The analogous situation for Mathematics may shock mathematicians. Mathematics, eventually, needs to model things that have not been modeled before. Mathematics needs to use rules that have not been used before. Applied mathematics blends into philosophy. We may like Mathematics because of the certainty that deductive reasoning provides, but that certainty does not extend to the choice of rules.

Inductive concepts can be added to deductive systems as closures of existing axioms. Such axioms fix a definition of infinity. Such axioms cannot combine to form other forms of infinity. To make more stuff deductively true, we need to add axioms.

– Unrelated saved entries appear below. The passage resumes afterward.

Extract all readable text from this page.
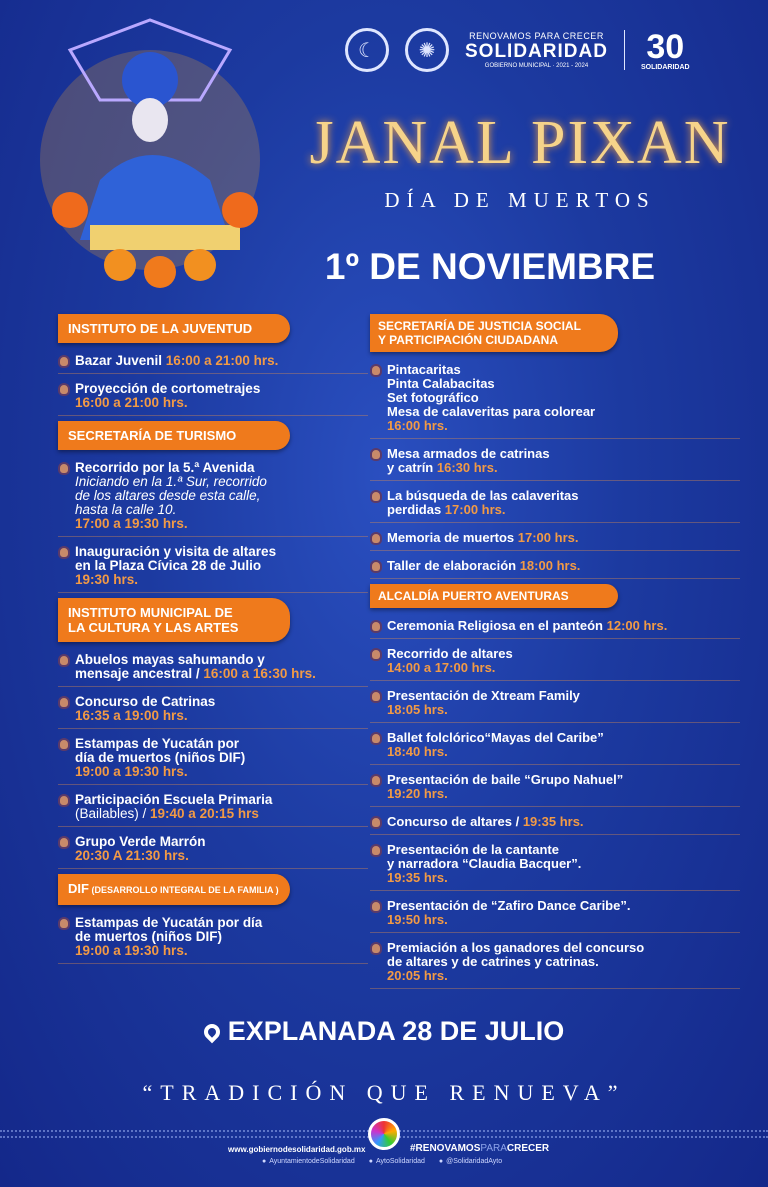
☾	✺
RENOVAMOS PARA CRECER
SOLIDARIDAD
GOBIERNO MUNICIPAL · 2021 - 2024
30
SOLIDARIDAD
JANAL PIXAN
DÍA DE MUERTOS
1º DE NOVIEMBRE
INSTITUTO DE LA JUVENTUD
Bazar Juvenil 16:00 a 21:00 hrs.
Proyección de cortometrajes
16:00 a 21:00 hrs.
SECRETARÍA DE TURISMO
Recorrido por la 5.ª Avenida
Iniciando en la 1.ª Sur, recorrido
de los altares desde esta calle,
hasta la calle 10.
17:00 a 19:30 hrs.
Inauguración y visita de altares
en la Plaza Cívica 28 de Julio
19:30 hrs.
INSTITUTO MUNICIPAL DE
LA CULTURA Y LAS ARTES
Abuelos mayas sahumando y
mensaje ancestral / 16:00 a 16:30 hrs.
Concurso de Catrinas
16:35 a 19:00 hrs.
Estampas de Yucatán por
día de muertos (niños DIF)
19:00 a 19:30 hrs.
Participación Escuela Primaria
(Bailables) / 19:40 a 20:15 hrs
Grupo Verde Marrón
20:30 A 21:30 hrs.
DIF (DESARROLLO INTEGRAL DE LA FAMILIA )
Estampas de Yucatán por día
de muertos (niños DIF)
19:00 a 19:30 hrs.
SECRETARÍA DE JUSTICIA SOCIAL
Y PARTICIPACIÓN CIUDADANA
Pintacaritas
Pinta Calabacitas
Set fotográfico
Mesa de calaveritas para colorear
16:00 hrs.
Mesa armados de catrinas
y catrín 16:30 hrs.
La búsqueda de las calaveritas
perdidas 17:00 hrs.
Memoria de muertos 17:00 hrs.
Taller de elaboración 18:00 hrs.
ALCALDÍA PUERTO AVENTURAS
Ceremonia Religiosa en el panteón 12:00 hrs.
Recorrido de altares
14:00 a 17:00 hrs.
Presentación de Xtream Family
18:05 hrs.
Ballet folclórico“Mayas del Caribe”
18:40 hrs.
Presentación de baile “Grupo Nahuel”
19:20 hrs.
Concurso de altares / 19:35 hrs.
Presentación de la cantante
y narradora “Claudia Bacquer”.
19:35 hrs.
Presentación de “Zafiro Dance Caribe”.
19:50 hrs.
Premiación a los ganadores del concurso
de altares y de catrines y catrinas.
20:05 hrs.
EXPLANADA 28 DE JULIO
“TRADICIÓN QUE RENUEVA”
www.gobiernodesolidaridad.gob.mx	#RENOVAMOSPARACRECER
● AyuntamientodeSolidaridad	● AytoSolidaridad	● @SolidaridadAyto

As an application of these ideas, consider that the arguments for ‘the completeness of the Real numbers’ are informal and self referential. Presaging modern mathematics was Cantor’s Cardinality. As Cardinality is one (not alone / only) method of extending the notion of magnitude / size to infinity, it is contingent and invalid. Since Cantor, we have discovered that the Continuum hypothesis cannot be proven true or false from ZFC. A course in analysis of single Real variable indoctrinates students to think of inductive concepts in ways they cannot work. The belief in a single set of axioms to rule them all is misguided.

My point of view might be called anti-logicism. As long as people have things to learn (from / with deductive reasoning), then we will want to know that the rules they are using are consistent. By ‘the incompleteness thesis’, we cannot know if a system is consistent within itself. Deductive truth depends solely on the rules. There is no deductive system that can uncover every deductive truth. We cannot escape the subtle (non-deductive) practice of evaluating alternative rules.

Maybe someone more talented will understand and explain better. Till then, I did my best.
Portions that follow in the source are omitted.